News

Come together … over me

Common people now, smile on your brother, everybody get together, try to love one another – for a while… We’re getting closer to the dream, the vision, of ubiquity mutual connectivity in the home – and maybe beyond a bit. My vision, since 1999, has been that everything in the home will talk to everything in the home. Everything that ...

Robert Dow

Common people now, smile on your brother, everybody get together, try to love one another – for a while…
We’re getting closer to the dream, the vision, of ubiquity mutual connectivity in the home – and maybe beyond a bit.
My vision, since 1999, has been that everything in the home will talk to everything in the home. Everything that can will be a server, and everything will be a client. Since 1999 I’ve had to modify my vision a bit, I’ve had to learn a strange new alphabet, B, A, C, U, and then N – what’s that all about?
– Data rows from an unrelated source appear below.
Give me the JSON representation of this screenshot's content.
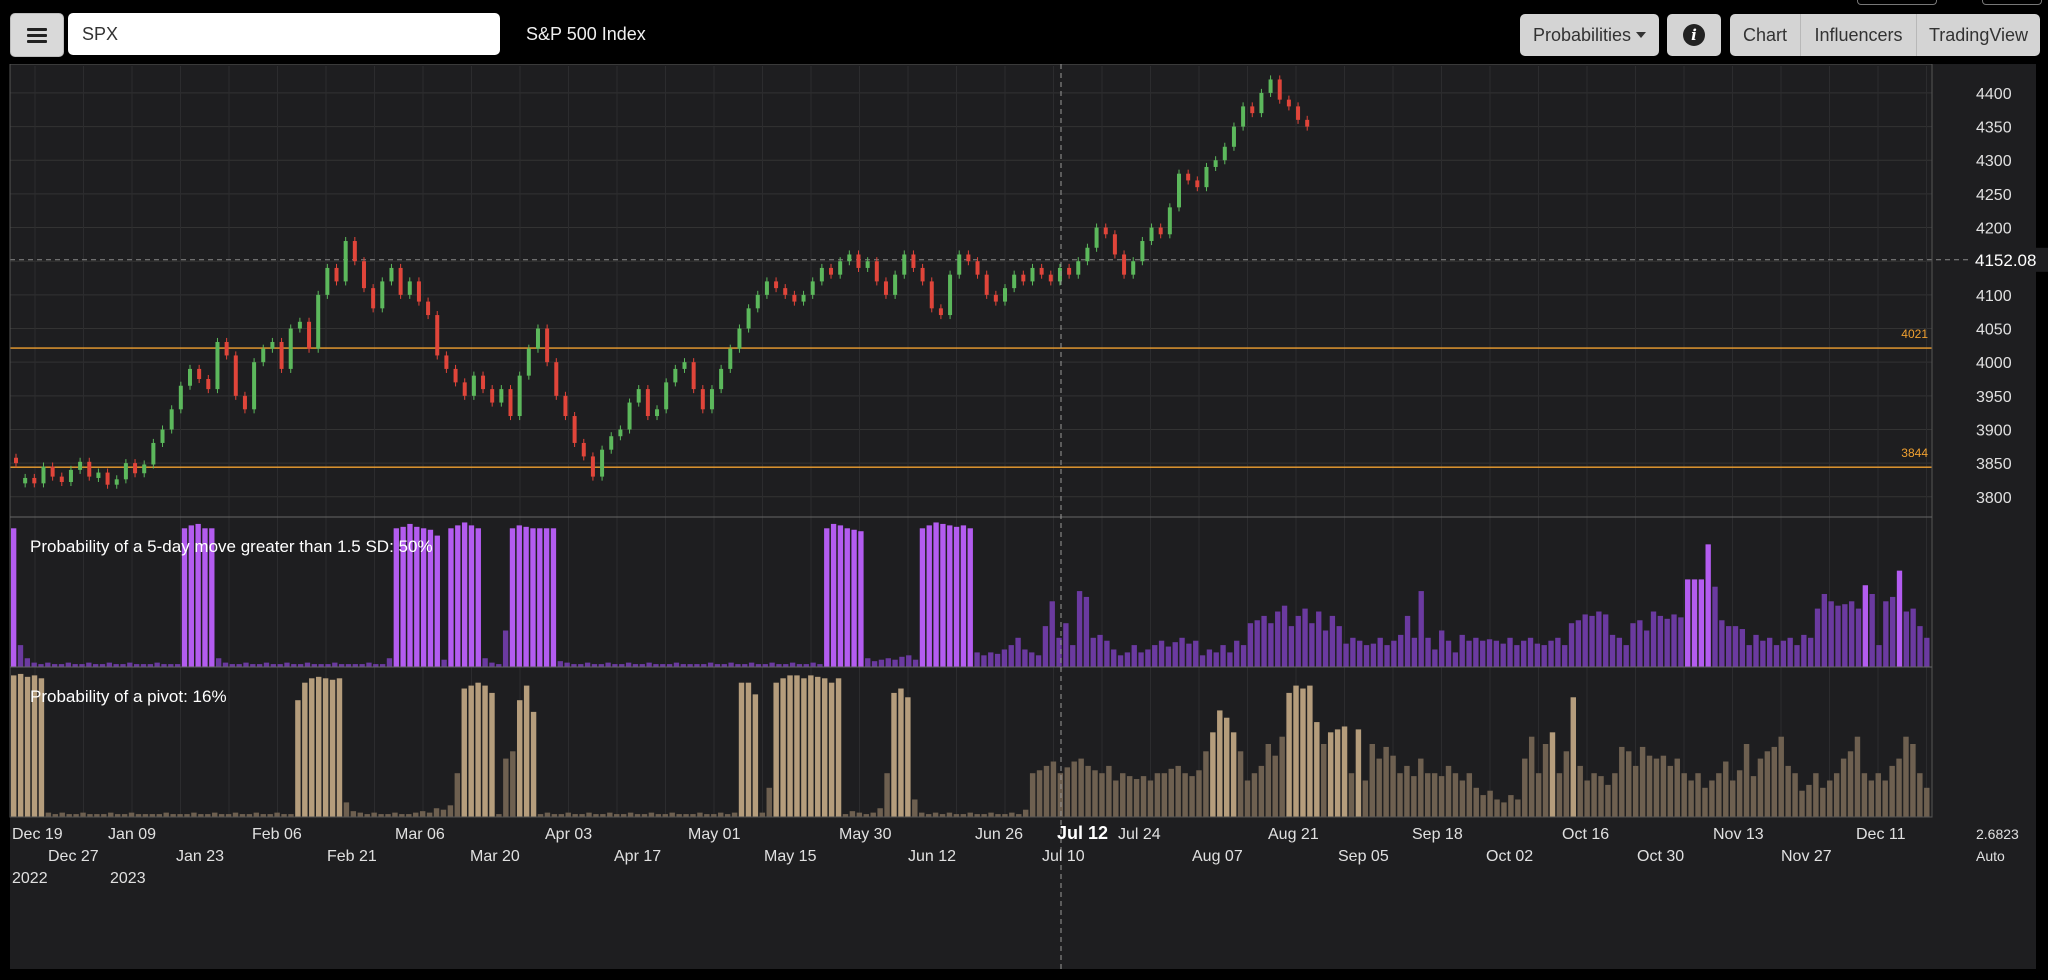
{
  "header": {
    "menu_icon": "hamburger-menu-icon",
    "search_value": "SPX",
    "title": "S&P 500 Index",
    "probabilities_label": "Probabilities",
    "info_icon": "info-icon",
    "tabs": [
      "Chart",
      "Influencers",
      "TradingView"
    ]
  },
  "colors": {
    "up": "#5cb85c",
    "down": "#e0453a",
    "level": "#f0a030",
    "prob_high": "#b35cf0",
    "prob_low": "#6b3aa0",
    "pivot_high": "#b59d7c",
    "pivot_low": "#6e6050",
    "background": "#1e1e20"
  },
  "chart_data": {
    "type": "candlestick",
    "price_axis": {
      "ticks": [
        "4400",
        "4350",
        "4300",
        "4250",
        "4200",
        "4150",
        "4100",
        "4050",
        "4000",
        "3950",
        "3900",
        "3850",
        "3800"
      ],
      "last_price": "4152.08",
      "ylim": [
        3770,
        4440
      ]
    },
    "levels": [
      {
        "label": "4021",
        "value": 4021
      },
      {
        "label": "3844",
        "value": 3844
      }
    ],
    "x_axis": {
      "row1": [
        "Dec 19",
        "Jan 09",
        "Feb 06",
        "Mar 06",
        "Apr 03",
        "May 01",
        "May 30",
        "Jun 26",
        "Jul 12",
        "Jul 24",
        "Aug 21",
        "Sep 18",
        "Oct 16",
        "Nov 13",
        "Dec 11"
      ],
      "row2": [
        "Dec 27",
        "Jan 23",
        "Feb 21",
        "Mar 20",
        "Apr 17",
        "May 15",
        "Jun 12",
        "Jul 10",
        "Aug 07",
        "Sep 05",
        "Oct 02",
        "Oct 30",
        "Nov 27"
      ],
      "row3": [
        "2022",
        "2023"
      ],
      "crosshair_label": "Jul 12",
      "right_value": "2.6823",
      "right_mode": "Auto"
    },
    "candles_close": [
      3850,
      3828,
      3820,
      3845,
      3830,
      3822,
      3840,
      3852,
      3830,
      3836,
      3818,
      3826,
      3850,
      3835,
      3848,
      3880,
      3900,
      3930,
      3965,
      3990,
      3975,
      3960,
      4030,
      4010,
      3950,
      3930,
      4000,
      4020,
      4030,
      3990,
      4050,
      4060,
      4020,
      4100,
      4140,
      4120,
      4180,
      4150,
      4110,
      4080,
      4120,
      4140,
      4100,
      4120,
      4090,
      4070,
      4010,
      3990,
      3970,
      3950,
      3980,
      3960,
      3940,
      3960,
      3920,
      3980,
      4020,
      4050,
      4000,
      3950,
      3920,
      3880,
      3860,
      3830,
      3870,
      3890,
      3900,
      3940,
      3960,
      3920,
      3930,
      3970,
      3990,
      4000,
      3960,
      3930,
      3960,
      3990,
      4020,
      4050,
      4080,
      4100,
      4120,
      4110,
      4100,
      4090,
      4100,
      4120,
      4140,
      4130,
      4150,
      4160,
      4140,
      4150,
      4120,
      4100,
      4130,
      4160,
      4140,
      4120,
      4080,
      4070,
      4130,
      4160,
      4150,
      4130,
      4100,
      4090,
      4110,
      4130,
      4120,
      4140,
      4130,
      4120,
      4140,
      4130,
      4150,
      4170,
      4200,
      4190,
      4160,
      4130,
      4150,
      4180,
      4200,
      4190,
      4230,
      4280,
      4270,
      4260,
      4290,
      4300,
      4320,
      4350,
      4380,
      4370,
      4400,
      4420,
      4390,
      4380,
      4360,
      4350
    ],
    "candles_up": [
      false,
      true,
      false,
      true,
      false,
      false,
      true,
      true,
      false,
      true,
      false,
      true,
      true,
      false,
      true,
      true,
      true,
      true,
      true,
      true,
      false,
      false,
      true,
      false,
      false,
      false,
      true,
      true,
      true,
      false,
      true,
      true,
      false,
      true,
      true,
      false,
      true,
      false,
      false,
      false,
      true,
      true,
      false,
      true,
      false,
      false,
      false,
      false,
      false,
      false,
      true,
      false,
      false,
      true,
      false,
      true,
      true,
      true,
      false,
      false,
      false,
      false,
      false,
      false,
      true,
      true,
      true,
      true,
      true,
      false,
      true,
      true,
      true,
      true,
      false,
      false,
      true,
      true,
      true,
      true,
      true,
      true,
      true,
      false,
      false,
      false,
      true,
      true,
      true,
      false,
      true,
      true,
      false,
      true,
      false,
      false,
      true,
      true,
      false,
      false,
      false,
      false,
      true,
      true,
      false,
      false,
      false,
      false,
      true,
      true,
      false,
      true,
      false,
      false,
      true,
      false,
      true,
      true,
      true,
      false,
      false,
      false,
      true,
      true,
      true,
      false,
      true,
      true,
      false,
      false,
      true,
      true,
      true,
      true,
      true,
      false,
      true,
      true,
      false,
      false,
      false,
      false
    ],
    "panel_5day": {
      "label": "Probability of a 5-day move greater than 1.5 SD: 50%",
      "values": [
        0.95,
        0.15,
        0.06,
        0.03,
        0.02,
        0.03,
        0.02,
        0.02,
        0.03,
        0.02,
        0.02,
        0.03,
        0.02,
        0.02,
        0.03,
        0.02,
        0.02,
        0.03,
        0.02,
        0.02,
        0.02,
        0.03,
        0.02,
        0.02,
        0.02,
        0.95,
        0.97,
        0.98,
        0.95,
        0.95,
        0.06,
        0.03,
        0.02,
        0.02,
        0.03,
        0.02,
        0.02,
        0.03,
        0.02,
        0.02,
        0.03,
        0.02,
        0.02,
        0.03,
        0.02,
        0.02,
        0.02,
        0.03,
        0.02,
        0.02,
        0.02,
        0.02,
        0.03,
        0.02,
        0.02,
        0.06,
        0.95,
        0.96,
        0.98,
        0.96,
        0.95,
        0.94,
        0.9,
        0.05,
        0.95,
        0.97,
        0.99,
        0.97,
        0.95,
        0.06,
        0.03,
        0.02,
        0.25,
        0.95,
        0.97,
        0.96,
        0.95,
        0.95,
        0.95,
        0.95,
        0.04,
        0.03,
        0.02,
        0.02,
        0.03,
        0.02,
        0.02,
        0.03,
        0.02,
        0.02,
        0.03,
        0.02,
        0.02,
        0.03,
        0.02,
        0.02,
        0.02,
        0.03,
        0.02,
        0.02,
        0.02,
        0.02,
        0.03,
        0.02,
        0.02,
        0.03,
        0.02,
        0.02,
        0.03,
        0.02,
        0.02,
        0.03,
        0.02,
        0.02,
        0.03,
        0.02,
        0.02,
        0.03,
        0.02,
        0.95,
        0.98,
        0.97,
        0.95,
        0.94,
        0.93,
        0.06,
        0.04,
        0.05,
        0.06,
        0.05,
        0.07,
        0.08,
        0.05,
        0.95,
        0.97,
        0.99,
        0.98,
        0.97,
        0.96,
        0.97,
        0.95,
        0.1,
        0.08,
        0.1,
        0.09,
        0.12,
        0.15,
        0.2,
        0.12,
        0.1,
        0.08,
        0.28,
        0.45,
        0.2,
        0.3,
        0.15,
        0.52,
        0.48,
        0.2,
        0.22,
        0.18,
        0.12,
        0.08,
        0.1,
        0.15,
        0.1,
        0.12,
        0.15,
        0.18,
        0.14,
        0.17,
        0.2,
        0.16,
        0.18,
        0.08,
        0.12,
        0.1,
        0.15,
        0.1,
        0.18,
        0.15,
        0.3,
        0.32,
        0.35,
        0.3,
        0.38,
        0.42,
        0.28,
        0.35,
        0.4,
        0.3,
        0.38,
        0.25,
        0.35,
        0.28,
        0.16,
        0.2,
        0.18,
        0.15,
        0.16,
        0.2,
        0.15,
        0.18,
        0.22,
        0.35,
        0.2,
        0.52,
        0.2,
        0.12,
        0.25,
        0.18,
        0.1,
        0.22,
        0.18,
        0.2,
        0.18,
        0.19,
        0.18,
        0.16,
        0.2,
        0.15,
        0.18,
        0.2,
        0.16,
        0.15,
        0.18,
        0.2,
        0.15,
        0.3,
        0.32,
        0.36,
        0.35,
        0.38,
        0.36,
        0.22,
        0.2,
        0.15,
        0.3,
        0.32,
        0.25,
        0.38,
        0.35,
        0.33,
        0.36,
        0.34,
        0.6,
        0.6,
        0.6,
        0.84,
        0.55,
        0.32,
        0.28,
        0.28,
        0.26,
        0.15,
        0.22,
        0.18,
        0.2,
        0.15,
        0.18,
        0.2,
        0.15,
        0.22,
        0.2,
        0.4,
        0.5,
        0.45,
        0.42,
        0.43,
        0.45,
        0.4,
        0.56,
        0.5,
        0.15,
        0.45,
        0.48,
        0.66,
        0.38,
        0.4,
        0.28,
        0.2
      ]
    },
    "panel_pivot": {
      "label": "Probability of a pivot: 16%",
      "values": [
        0.97,
        0.98,
        0.96,
        0.97,
        0.95,
        0.03,
        0.02,
        0.03,
        0.02,
        0.02,
        0.03,
        0.02,
        0.02,
        0.02,
        0.03,
        0.02,
        0.02,
        0.03,
        0.02,
        0.02,
        0.02,
        0.02,
        0.03,
        0.02,
        0.02,
        0.02,
        0.03,
        0.02,
        0.02,
        0.03,
        0.02,
        0.02,
        0.03,
        0.02,
        0.02,
        0.03,
        0.02,
        0.02,
        0.03,
        0.02,
        0.02,
        0.8,
        0.92,
        0.95,
        0.96,
        0.95,
        0.94,
        0.95,
        0.1,
        0.04,
        0.03,
        0.02,
        0.03,
        0.02,
        0.02,
        0.03,
        0.02,
        0.02,
        0.03,
        0.04,
        0.03,
        0.06,
        0.05,
        0.08,
        0.3,
        0.88,
        0.9,
        0.92,
        0.9,
        0.85,
        0.02,
        0.4,
        0.45,
        0.8,
        0.9,
        0.72,
        0.02,
        0.03,
        0.02,
        0.02,
        0.03,
        0.02,
        0.02,
        0.03,
        0.02,
        0.02,
        0.03,
        0.02,
        0.02,
        0.03,
        0.02,
        0.02,
        0.03,
        0.02,
        0.02,
        0.03,
        0.02,
        0.02,
        0.02,
        0.03,
        0.02,
        0.02,
        0.03,
        0.02,
        0.03,
        0.92,
        0.92,
        0.84,
        0.03,
        0.2,
        0.92,
        0.95,
        0.97,
        0.97,
        0.95,
        0.97,
        0.96,
        0.95,
        0.92,
        0.95,
        0.02,
        0.04,
        0.03,
        0.02,
        0.03,
        0.06,
        0.3,
        0.85,
        0.88,
        0.82,
        0.12,
        0.03,
        0.02,
        0.03,
        0.02,
        0.03,
        0.02,
        0.02,
        0.03,
        0.02,
        0.02,
        0.03,
        0.02,
        0.02,
        0.03,
        0.02,
        0.05,
        0.3,
        0.32,
        0.35,
        0.38,
        0.3,
        0.34,
        0.38,
        0.4,
        0.35,
        0.32,
        0.3,
        0.35,
        0.25,
        0.3,
        0.28,
        0.26,
        0.28,
        0.25,
        0.3,
        0.3,
        0.33,
        0.35,
        0.3,
        0.28,
        0.32,
        0.45,
        0.58,
        0.73,
        0.68,
        0.58,
        0.45,
        0.25,
        0.3,
        0.35,
        0.5,
        0.42,
        0.55,
        0.85,
        0.9,
        0.88,
        0.9,
        0.65,
        0.5,
        0.58,
        0.6,
        0.62,
        0.3,
        0.6,
        0.25,
        0.5,
        0.4,
        0.48,
        0.42,
        0.3,
        0.35,
        0.28,
        0.4,
        0.3,
        0.3,
        0.28,
        0.35,
        0.3,
        0.25,
        0.3,
        0.2,
        0.15,
        0.18,
        0.12,
        0.1,
        0.15,
        0.12,
        0.4,
        0.55,
        0.3,
        0.5,
        0.58,
        0.3,
        0.45,
        0.82,
        0.35,
        0.25,
        0.3,
        0.28,
        0.22,
        0.3,
        0.48,
        0.45,
        0.35,
        0.48,
        0.42,
        0.4,
        0.42,
        0.35,
        0.4,
        0.3,
        0.25,
        0.3,
        0.2,
        0.25,
        0.3,
        0.38,
        0.25,
        0.32,
        0.5,
        0.28,
        0.4,
        0.45,
        0.48,
        0.55,
        0.35,
        0.3,
        0.18,
        0.22,
        0.3,
        0.2,
        0.25,
        0.3,
        0.4,
        0.45,
        0.55,
        0.3,
        0.25,
        0.3,
        0.25,
        0.35,
        0.4,
        0.55,
        0.5,
        0.3,
        0.2
      ]
    },
    "grid": true
  }
}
And I had to add handheld devices to the mix. But basically the dream is alive and getting closer everyday.
Some folks thought (including me for a while) that we would have a master server in our homes, a data furnace if you will. But it soon became apparent that storage was becoming cheaper and moving in a curve steeper than Moore’s law. We also saw the explosion and proliferation of non-volatile memory in most machines and our pockets. And we saw the ever expanding, and ever faster, proliferation of network technology.
Today’s media addict has at least one, and probably three handheld devices that he or she users as a player and also as a recorder or a storage device – an MP3 player, a mobile phone, and maybe a dedicated media player. All of them have a combination of tunes, photos, and videos on them. Stationary devices like STBs with HDDs, DVD players, PCs, and TVs have similar types of media either stored or streaming to through them; and semi-mobile devices like laptops do too.
We have all kinds of alphabet laws and rules to get these things talking to each other DNLA, UPnP, BlueTooth, 801.11(a, b, c, n, etc.), Ethernet, USB, MPEG 2, 4, WMV AVI, Flash, H.264, and on and on. We got the stuff, with and without wires. We got the file formats, the display formats, and boy do we have the media, it’s coming out of our pores.
But there are petty jealousies combined with downright stupidity. And so you can’t serve iTunes to your PC via Bluetooth, or Frustrated Housewives to your PSP from the TiVo, or show the pictures on your camera phone to anyone via your TV, yet.
But we’re really, really close. In fact I’ll venture a guess that in two years or less this will not only be possible, but commonplace, and our kids will look at us like we’re from Mars when we tell them, “When I was your age…”
So we may not be able to stop global warming, election campaigns, or roadside bombs, but we will see peace in our homes in our life time – I guranetee ya.